LabNav — Understand Your Lab Results

Inspiration

In much of the world, people leave a clinic holding a piece of paper they cannot read. A lab report is a wall of numbers, abbreviations, and reference ranges written for clinicians — not for the worried person trying to understand what is happening in their own body. For someone with low health literacy, in a region where a follow-up visit just to ask what it means is expensive or simply unavailable, that paper is useless at best and frightening at worst.

We kept coming back to one image: a person sitting with a lab result, not knowing which number matters, not knowing whether to be scared, and not even knowing what to ask. The information they need exists — it's just locked in a language they can't decode. That gap, between information existing and a person actually being helped, is the problem LabNav was built to close.

We also made a deliberate decision early: this tool would explain, never diagnose. The goal is to help people understand their results and walk into their next appointment prepared — not to replace a doctor, and never to tell someone what is "wrong" with them.

What it does

LabNav takes a lab report — typed in, or photographed — and turns it into something a person can actually understand:

  • Plain-language explanations of each test, written at the reader's literacy level, with every medical term defined.
  • Status at a glance — whether each value is within, above, or below the typical range printed on their own report (we never invent reference ranges).
  • Urgent-value routing — if a result is dangerously out of range, LabNav calmly and prominently encourages seeking medical care promptly, without panicking the user or explaining the danger away.
  • Questions to ask your doctor — because our users often don't know what to ask, LabNav generates specific, relevant questions to bring to their appointment.
  • In your language — explanations are produced natively in English, Kiswahili, or Kinyarwanda.
  • Read aloud — every explanation can be spoken, for users who find listening easier than reading.
  • Private by design — results stay on the user's own device. We store no health data on our servers.

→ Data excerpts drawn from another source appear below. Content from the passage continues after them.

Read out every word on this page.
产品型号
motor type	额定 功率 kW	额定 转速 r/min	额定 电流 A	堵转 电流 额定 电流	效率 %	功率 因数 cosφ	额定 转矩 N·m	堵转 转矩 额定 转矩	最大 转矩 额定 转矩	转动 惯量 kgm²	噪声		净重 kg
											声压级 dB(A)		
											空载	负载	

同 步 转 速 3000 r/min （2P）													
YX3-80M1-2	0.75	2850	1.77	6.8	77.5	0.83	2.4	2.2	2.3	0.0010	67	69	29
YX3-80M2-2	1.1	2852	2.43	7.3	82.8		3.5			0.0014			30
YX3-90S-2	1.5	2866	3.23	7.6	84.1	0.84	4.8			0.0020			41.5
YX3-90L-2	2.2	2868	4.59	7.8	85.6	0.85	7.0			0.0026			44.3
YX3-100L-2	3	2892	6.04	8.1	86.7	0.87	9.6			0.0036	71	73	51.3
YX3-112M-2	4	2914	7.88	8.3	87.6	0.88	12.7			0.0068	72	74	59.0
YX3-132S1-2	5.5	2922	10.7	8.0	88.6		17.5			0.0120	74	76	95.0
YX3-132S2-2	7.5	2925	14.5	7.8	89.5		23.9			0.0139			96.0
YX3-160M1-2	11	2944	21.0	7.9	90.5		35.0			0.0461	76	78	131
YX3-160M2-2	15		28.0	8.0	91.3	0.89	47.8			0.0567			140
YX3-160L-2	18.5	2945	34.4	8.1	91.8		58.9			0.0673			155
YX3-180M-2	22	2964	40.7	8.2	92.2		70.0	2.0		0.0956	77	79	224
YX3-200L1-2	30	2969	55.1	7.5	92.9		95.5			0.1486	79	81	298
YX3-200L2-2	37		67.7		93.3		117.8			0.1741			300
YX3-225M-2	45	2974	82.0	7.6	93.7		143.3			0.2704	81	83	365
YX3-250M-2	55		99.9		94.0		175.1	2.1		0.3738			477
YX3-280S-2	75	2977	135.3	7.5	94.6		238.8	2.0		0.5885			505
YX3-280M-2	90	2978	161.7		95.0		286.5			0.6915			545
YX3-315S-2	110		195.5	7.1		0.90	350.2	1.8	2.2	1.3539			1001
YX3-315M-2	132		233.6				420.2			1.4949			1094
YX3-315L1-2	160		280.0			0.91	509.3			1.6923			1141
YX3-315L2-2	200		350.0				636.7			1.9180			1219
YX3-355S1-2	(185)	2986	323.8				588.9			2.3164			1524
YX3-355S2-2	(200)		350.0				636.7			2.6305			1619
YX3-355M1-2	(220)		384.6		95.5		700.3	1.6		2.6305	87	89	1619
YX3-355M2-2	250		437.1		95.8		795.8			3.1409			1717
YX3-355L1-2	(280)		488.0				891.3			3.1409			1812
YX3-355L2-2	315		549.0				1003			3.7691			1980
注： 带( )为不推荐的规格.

Throughout, LabNav holds a firm line: it explains and prepares; it does not diagnose, predict, or recommend treatment.

🛠️ How we built it

  • Backend: A stateless [Python / FastAPI] service. Each request sends report text to the Claude API and returns a structured, safety-checked explanation. Nothing is stored server-side.
  • The safety prompt is the product. The heart of LabNav is a carefully engineered system prompt that encodes our ethical boundaries: explain don't diagnose, never falsely reassure, never invent reference ranges, and route dangerous values toward urgent care. We treated this prompt as the most important file in the project and tested it relentlessly.
  • Document reading: We use Claude's vision capabilities to read messy, real-world phone photos of printed reports — the kind of skewed, low-light images our actual users would take — rather than assuming clean text.
  • Multilingual output: Rather than translating after the fact, we instruct the model to write the explanation natively in the chosen language, keeping our safety rules intact in the prompt.
  • Frontend: A lightweight installable PWA so it works like a real app on a phone, with the app shell and past results available offline. Read-aloud uses the browser's built-in speech synthesis — no extra cost, works on-device.
  • Privacy: Stateless backend, no request-body logging of health data, and device-local storage only, with a clear in-app notice and a one-tap "clear my results."

🧠 What we learned

  • The model is the engine, not the product. Anyone can paste text into a chatbot. The actual work — and the actual value — is everything around it: reading the messy photo, enforcing safety, meeting people in their language, and turning an explanation into the right questions to ask.
  • Safety is a design discipline, not a disclaimer. We learned how easily a general model will drift toward diagnosing or falsely reassuring, and how much deliberate prompt engineering and testing it takes to hold a firm, humane boundary.
  • Honesty about limits is a feature. Telling users plainly what LabNav won't do — and that their conversation isn't a medical service — builds the trust the tool depends on.

🧗 Challenges we faced

  • Drawing the explain-versus-diagnose line. The hardest part wasn't getting good explanations — it was reliably stopping the model from crossing into diagnosis or "you're fine, don't worry." We built a set of deliberately tricky test cases (including a dangerously high value) and tuned until the guardrails held every time.
  • Handling dangerous results responsibly. A scary value needs to be flagged without alarming the user and without speculating on what it means. Getting that tone right — calm, honest, and routed toward care — took real iteration.
  • Reading real-world photos. Clean text is easy; a crumpled, badly lit photo of a printed report is not. Making document reading robust to real conditions was a genuine engineering challenge.
  • Lower-resource language quality. Output quality varies across languages, and we had to test our three languages carefully — especially on medical terms — rather than assume parity.

What's next

  • Trend tracking across multiple reports over time, kept entirely on-device.
  • A lightweight evaluation, with clinician input, measuring explanation accuracy and how reliably the tool flags urgent values — the foundation for a research write-up.
  • Expanding language coverage and improving voice quality for under-served languages.

LabNav is an interpreter for the things vulnerable people can't decode — built to help people understand their health, safely, in their own language, and to walk into their doctor's office prepared. It is not a doctor, and it never pretends to be one.